The teaching career ought to be based on full time production and creativity. “That may seem trivial today, but it wasn’t in the 1960’s”, tells Salmeron in his book. The outdated positions of chair professor and their assistants were extinguished and the positions of instructor, assistant, assistant professor, associate professor and head professor were created. Since the beginning, undergraduate courses were taught, as well as postgraduate courses, something very uncommon in Brazil those days.

Everything was going well, and professors and students worked with enthusiasm, in spite of the precarious conditions. But on March 31, 1964 the military coup took place. The rector, Anísio Teixeira, who had replaced Darcy Ribeiro, was exonerated, and Zeferino Vaz put in his place by the military.

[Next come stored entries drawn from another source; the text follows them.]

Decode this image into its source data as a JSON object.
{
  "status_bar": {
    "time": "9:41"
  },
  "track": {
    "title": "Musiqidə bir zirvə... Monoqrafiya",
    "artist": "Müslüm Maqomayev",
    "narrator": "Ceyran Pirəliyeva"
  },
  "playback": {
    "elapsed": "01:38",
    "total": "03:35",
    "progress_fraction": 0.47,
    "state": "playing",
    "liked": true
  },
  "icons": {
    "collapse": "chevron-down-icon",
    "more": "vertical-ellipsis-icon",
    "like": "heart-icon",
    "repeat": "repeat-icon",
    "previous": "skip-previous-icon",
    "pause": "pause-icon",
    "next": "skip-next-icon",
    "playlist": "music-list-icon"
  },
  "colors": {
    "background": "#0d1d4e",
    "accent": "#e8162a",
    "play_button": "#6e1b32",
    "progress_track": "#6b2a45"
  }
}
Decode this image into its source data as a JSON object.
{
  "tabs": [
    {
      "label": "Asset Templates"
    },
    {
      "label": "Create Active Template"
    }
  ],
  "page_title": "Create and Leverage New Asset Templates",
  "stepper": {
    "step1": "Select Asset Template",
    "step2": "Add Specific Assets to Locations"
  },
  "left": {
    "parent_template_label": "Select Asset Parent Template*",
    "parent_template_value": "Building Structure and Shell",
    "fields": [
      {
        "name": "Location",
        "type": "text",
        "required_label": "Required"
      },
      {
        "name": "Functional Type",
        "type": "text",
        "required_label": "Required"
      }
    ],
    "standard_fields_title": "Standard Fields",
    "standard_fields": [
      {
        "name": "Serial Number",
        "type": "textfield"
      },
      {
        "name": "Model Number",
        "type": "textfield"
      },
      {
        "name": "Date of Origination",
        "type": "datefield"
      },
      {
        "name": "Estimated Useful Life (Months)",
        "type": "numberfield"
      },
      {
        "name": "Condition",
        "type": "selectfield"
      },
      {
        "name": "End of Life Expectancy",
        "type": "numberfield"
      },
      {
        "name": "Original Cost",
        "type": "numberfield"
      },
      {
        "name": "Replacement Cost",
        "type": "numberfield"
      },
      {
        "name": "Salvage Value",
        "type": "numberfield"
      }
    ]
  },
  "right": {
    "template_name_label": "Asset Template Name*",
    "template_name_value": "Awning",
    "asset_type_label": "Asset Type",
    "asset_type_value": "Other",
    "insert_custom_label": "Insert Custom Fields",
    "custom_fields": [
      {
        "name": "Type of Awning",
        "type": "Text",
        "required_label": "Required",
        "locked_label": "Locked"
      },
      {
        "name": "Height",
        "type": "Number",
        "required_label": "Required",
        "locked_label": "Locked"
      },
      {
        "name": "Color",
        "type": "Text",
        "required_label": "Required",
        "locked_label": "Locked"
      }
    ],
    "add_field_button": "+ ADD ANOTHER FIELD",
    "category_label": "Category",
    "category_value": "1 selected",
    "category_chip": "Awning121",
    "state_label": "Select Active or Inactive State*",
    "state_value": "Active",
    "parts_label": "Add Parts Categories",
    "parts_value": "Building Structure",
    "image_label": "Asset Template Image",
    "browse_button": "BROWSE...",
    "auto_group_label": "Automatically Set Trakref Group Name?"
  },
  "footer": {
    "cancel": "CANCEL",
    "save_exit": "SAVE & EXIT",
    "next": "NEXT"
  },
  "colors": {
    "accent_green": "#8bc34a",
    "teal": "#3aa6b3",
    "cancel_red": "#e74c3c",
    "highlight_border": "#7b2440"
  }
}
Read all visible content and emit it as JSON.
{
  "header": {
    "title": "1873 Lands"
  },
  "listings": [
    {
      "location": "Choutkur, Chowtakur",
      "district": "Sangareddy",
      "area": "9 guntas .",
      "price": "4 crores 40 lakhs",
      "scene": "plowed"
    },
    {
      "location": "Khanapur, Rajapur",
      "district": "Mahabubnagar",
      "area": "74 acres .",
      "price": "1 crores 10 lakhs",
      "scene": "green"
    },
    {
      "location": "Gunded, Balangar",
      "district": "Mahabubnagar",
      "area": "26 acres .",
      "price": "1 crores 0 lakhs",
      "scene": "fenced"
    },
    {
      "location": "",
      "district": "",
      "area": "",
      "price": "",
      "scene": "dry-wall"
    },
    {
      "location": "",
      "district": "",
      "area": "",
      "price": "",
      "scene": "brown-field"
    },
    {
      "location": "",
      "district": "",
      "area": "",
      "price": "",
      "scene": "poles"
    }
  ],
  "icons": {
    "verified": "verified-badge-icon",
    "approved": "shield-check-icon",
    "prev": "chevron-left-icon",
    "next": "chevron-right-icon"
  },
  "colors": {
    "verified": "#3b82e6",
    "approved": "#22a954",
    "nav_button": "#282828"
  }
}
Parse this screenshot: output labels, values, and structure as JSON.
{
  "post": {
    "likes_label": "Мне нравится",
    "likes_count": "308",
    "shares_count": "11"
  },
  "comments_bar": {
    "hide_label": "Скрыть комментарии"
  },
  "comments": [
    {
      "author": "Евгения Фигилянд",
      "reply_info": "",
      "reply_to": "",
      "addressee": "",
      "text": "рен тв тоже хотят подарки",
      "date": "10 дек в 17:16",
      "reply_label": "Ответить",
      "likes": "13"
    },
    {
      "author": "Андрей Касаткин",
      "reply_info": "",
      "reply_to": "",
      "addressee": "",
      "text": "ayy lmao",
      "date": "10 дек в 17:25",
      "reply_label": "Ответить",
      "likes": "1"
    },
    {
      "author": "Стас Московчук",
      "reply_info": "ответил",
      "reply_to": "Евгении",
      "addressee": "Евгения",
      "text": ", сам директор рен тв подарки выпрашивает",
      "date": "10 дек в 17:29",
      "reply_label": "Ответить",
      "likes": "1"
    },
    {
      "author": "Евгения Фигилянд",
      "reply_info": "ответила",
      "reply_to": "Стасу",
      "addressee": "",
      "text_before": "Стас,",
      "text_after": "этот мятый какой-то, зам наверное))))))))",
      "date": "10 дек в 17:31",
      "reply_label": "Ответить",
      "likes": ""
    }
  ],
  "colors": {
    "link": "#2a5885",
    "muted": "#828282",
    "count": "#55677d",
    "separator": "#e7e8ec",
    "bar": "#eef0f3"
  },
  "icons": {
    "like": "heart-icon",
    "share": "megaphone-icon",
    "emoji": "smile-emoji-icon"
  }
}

Nine days later, the first of the various invasions of UnB by the army took place, on the allegation of subversion – the first in 1964 and the last in 1977. After 15 months, Vaz was replaced by Laerte Ramos de Carvalho. Faced by a strike of the students and a stoppage of four hours by the professors on October 8, 1965, the new rector asked for the presence of military troops in the university and dismissed 15 faculty members. The professors reacted: 223 of them resigned. During another invasion, in 1968, the situation was even worse, with the death of a student.

But even with all these crises, the university was able to pick itself up, and it became important. Geneticist Antonio Rodrigues Cordeiro, the coordinator of the Central Biosciences Institute, one of the 15 dismissed by rector Carvalho, remembers those days with regret: “UnB would have become bigger and progressed far more quickly if there had no been the brutal interventions of the regime”.